An analysis of the record numbers of Latinos who voted Nov. 4 indicates not only stronger support for President-elect Barack Obama than initially thought but also that they intend to hold him and the Democratic Congress accountable for their campaign promises, a Latino official says.
Latino votes for Obama could have been higher than reflected in exit poll data, according to the analysis of the survey, released Friday. It found that 72 percent of Latino voters overall opted for Obama, while 25 percent chose Sen. John McCain, according to a release on PR Newswire announcing the results.
“The Democratic Party should heed the message of Latino voters in our survey,” said Arturo Vargas, executive director of the NALEO Educational Fund, one of the co-sponsors of the survey. “With their strong support of President-elect Obama and his party come high expectations."
ImpreMedia, which bills itself as the nation's leading Hispanic news and information company, commissioned the survey in conjunction with the Latino Decisions polling firm and NALEO, an organization that fosters Latino participation in the political process.
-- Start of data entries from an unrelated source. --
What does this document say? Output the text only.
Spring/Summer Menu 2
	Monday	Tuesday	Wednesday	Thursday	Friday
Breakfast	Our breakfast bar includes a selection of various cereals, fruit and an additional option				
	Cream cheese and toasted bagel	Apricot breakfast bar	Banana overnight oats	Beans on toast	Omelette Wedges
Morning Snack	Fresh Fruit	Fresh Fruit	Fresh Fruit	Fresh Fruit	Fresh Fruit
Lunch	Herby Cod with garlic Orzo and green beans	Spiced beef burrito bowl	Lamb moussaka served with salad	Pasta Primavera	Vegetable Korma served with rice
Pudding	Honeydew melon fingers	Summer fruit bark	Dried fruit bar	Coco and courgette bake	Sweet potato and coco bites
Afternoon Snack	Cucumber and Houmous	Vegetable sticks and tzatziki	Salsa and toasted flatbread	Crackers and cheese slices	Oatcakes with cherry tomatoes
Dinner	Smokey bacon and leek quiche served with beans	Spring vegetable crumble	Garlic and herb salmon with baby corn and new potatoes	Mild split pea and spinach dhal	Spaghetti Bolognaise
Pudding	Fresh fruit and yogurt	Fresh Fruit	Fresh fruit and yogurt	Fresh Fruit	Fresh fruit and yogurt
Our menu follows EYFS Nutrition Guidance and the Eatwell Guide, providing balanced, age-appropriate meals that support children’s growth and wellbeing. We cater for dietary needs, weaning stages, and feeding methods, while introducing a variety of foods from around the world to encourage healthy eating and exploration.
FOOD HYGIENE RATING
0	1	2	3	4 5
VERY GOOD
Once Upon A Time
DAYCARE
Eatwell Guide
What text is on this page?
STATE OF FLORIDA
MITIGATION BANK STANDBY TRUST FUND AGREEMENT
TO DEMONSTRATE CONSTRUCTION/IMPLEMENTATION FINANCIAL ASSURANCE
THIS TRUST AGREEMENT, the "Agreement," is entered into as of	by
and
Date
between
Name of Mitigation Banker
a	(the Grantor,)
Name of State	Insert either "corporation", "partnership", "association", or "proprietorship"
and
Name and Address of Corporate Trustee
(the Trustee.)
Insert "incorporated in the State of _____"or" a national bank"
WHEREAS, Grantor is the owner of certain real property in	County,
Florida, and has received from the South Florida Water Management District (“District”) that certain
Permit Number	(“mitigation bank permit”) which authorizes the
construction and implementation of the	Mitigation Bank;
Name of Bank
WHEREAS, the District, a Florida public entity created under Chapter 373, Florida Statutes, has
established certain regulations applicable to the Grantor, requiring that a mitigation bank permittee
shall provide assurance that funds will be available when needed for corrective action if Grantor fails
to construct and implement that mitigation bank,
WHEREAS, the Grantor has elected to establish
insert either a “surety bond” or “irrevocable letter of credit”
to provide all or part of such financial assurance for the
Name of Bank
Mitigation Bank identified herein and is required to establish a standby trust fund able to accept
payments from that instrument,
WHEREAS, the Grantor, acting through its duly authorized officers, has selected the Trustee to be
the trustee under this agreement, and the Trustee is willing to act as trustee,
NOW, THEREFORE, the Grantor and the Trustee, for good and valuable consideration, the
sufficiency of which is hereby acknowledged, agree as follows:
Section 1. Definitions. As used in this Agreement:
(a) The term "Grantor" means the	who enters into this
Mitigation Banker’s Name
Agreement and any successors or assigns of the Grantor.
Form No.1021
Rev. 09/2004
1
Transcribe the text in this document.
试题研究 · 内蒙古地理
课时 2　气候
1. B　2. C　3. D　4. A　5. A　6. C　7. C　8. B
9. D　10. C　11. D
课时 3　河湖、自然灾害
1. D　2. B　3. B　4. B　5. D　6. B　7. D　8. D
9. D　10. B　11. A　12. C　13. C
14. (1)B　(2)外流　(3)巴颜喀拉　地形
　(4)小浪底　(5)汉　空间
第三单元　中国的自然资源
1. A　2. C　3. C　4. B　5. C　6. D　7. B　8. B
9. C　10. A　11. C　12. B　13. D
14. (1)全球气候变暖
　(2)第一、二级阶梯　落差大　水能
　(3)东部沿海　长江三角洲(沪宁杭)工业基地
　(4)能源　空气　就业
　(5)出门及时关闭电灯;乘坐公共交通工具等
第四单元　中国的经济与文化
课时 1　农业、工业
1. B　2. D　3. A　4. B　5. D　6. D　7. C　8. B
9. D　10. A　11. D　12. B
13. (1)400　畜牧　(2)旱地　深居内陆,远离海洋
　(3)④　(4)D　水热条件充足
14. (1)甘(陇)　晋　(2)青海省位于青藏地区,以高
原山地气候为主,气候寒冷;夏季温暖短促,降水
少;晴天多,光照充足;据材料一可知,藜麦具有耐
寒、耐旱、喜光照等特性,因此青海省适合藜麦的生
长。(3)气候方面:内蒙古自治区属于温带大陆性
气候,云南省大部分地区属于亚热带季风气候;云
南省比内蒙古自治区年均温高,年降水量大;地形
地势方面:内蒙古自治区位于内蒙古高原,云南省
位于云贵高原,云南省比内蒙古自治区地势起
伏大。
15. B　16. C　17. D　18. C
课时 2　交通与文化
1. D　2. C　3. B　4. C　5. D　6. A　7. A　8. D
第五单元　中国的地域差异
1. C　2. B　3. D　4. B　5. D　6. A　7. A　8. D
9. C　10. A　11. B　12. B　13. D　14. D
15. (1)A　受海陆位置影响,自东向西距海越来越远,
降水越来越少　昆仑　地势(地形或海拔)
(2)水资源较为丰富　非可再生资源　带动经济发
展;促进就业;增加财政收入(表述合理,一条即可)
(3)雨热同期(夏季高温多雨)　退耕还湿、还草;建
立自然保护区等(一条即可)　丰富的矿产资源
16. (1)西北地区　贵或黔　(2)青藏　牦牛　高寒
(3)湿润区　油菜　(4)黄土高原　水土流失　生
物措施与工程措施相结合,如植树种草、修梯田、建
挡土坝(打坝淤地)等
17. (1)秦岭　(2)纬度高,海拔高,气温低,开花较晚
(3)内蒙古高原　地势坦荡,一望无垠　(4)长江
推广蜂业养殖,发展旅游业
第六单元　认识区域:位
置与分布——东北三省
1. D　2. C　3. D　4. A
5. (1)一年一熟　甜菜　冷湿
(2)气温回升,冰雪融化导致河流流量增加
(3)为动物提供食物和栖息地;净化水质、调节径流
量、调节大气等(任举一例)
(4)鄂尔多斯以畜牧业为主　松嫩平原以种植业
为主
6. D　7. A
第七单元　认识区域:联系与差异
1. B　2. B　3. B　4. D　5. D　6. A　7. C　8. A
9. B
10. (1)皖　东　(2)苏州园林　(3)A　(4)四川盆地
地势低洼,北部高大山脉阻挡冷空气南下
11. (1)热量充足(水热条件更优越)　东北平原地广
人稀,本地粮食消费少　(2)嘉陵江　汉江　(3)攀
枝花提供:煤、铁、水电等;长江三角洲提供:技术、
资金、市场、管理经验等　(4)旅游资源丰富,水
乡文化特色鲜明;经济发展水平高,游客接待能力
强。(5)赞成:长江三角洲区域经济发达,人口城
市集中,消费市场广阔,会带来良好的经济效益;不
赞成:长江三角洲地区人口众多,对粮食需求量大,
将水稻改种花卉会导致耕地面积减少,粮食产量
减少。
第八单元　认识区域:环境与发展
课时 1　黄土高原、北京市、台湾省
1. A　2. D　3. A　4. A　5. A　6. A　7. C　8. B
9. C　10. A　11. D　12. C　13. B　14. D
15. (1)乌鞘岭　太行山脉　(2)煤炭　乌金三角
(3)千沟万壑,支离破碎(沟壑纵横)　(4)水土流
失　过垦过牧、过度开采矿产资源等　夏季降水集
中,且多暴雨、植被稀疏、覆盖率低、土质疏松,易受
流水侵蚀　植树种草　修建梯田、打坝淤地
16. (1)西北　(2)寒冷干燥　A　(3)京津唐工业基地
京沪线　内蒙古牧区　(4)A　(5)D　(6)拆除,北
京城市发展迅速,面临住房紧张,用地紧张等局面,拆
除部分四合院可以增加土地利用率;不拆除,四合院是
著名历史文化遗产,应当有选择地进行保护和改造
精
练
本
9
The high turnout among Latinos solidifies them as a voting bloc, said Vargas, adding, "The survey also finds that naturalized immigrant voters and first time voters played a significant role in shaping the Latino vote.”
Naturalized immigrants total nearly half of the total of Latino voters, the poll found, as 46 percent were born outside the United States or Puerto Rico. And one of every six was voting for the first time.
Just over two-thirds of the Latinos who voted Nov. 4 said restoring the economy is the most important issue for Obama and Congress to address, outpacing by far the importance of other issues, including the war in Iraq at 6 percent, immigration at 6 percent, and healthcare, at 4 percent.
Expectations also remain high for immigration reform, the poll found, with 41 percent saying it is very important and 27 percent, important, for the Obama administration to address it within its first year.
Nearly 70 percent of those surveyed expect the Latino community to see improvements under the Obama administration. Among immigrant voters, that expectation ran to 75 percent in the survey, which has an error margin of plus or minus 3.5 percent and is said to reflect Latinos nationwide.